Commentary Recently published papers: What not to do and how not to do it?
2005
Controversies abound in the areas of blood transfusion, albumin, lipoproteins in sepsis and pulmonary artery catheters. We are also making too many errors, but at least there is a new nitric oxide therapy in the offing. How to deliver oxygen? The delivery of oxygen to tissues remains a central tenet of intensive care medicine. Much of the attention has focused on optimizing cardiac output and perfusion pressure, not least because we possess therapeutic tools that affect these parameters. The second element in the equation is oxygen carrying capacity, which is primarily determined by haemoglobin concentration and hence red cell mass.
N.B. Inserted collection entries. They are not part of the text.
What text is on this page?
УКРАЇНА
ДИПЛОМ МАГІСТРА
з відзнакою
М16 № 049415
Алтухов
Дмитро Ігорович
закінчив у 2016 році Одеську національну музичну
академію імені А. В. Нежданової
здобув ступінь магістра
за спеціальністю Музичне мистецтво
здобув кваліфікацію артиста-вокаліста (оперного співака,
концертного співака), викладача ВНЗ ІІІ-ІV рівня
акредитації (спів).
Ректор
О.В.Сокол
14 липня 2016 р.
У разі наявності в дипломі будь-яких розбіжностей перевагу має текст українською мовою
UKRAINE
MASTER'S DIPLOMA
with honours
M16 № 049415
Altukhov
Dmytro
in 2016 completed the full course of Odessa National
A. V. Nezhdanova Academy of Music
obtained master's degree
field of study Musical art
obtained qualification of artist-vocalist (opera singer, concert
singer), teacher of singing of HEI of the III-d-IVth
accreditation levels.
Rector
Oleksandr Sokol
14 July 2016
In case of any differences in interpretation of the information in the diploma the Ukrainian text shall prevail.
Transfusion of stored red blood cells is used to maintain oxygen carrying capacity, although the optimal use of this therapy remains an area of considerable controversy. It is well established that transfused red blood cells carry but do not efficiently release oxygen for at least 24 hours, because of 2,3-diphosphoglycerate depletion. In addition, they do not deform to facilitate transit through the microcirculation. Use of a low transfusion threshold has been shown to be of benefit [1], as has a more permissive approach [2]. Habib and colleagues [3] have added to this controversy in their detailed study of the effects of anaemia and red blood cell transfusion in patients undergoing cardiopulmonary bypass. They measured changes in renal function as an index of end-organ damage due to impaired tissue oxygen delivery. The results, which are eloquently discussed in an accompanying editorial [4], demonstrate renal injury caused both by anaemia and transfusion. In the words of the editorialist, ‘damned if you do/damned if you don’t!’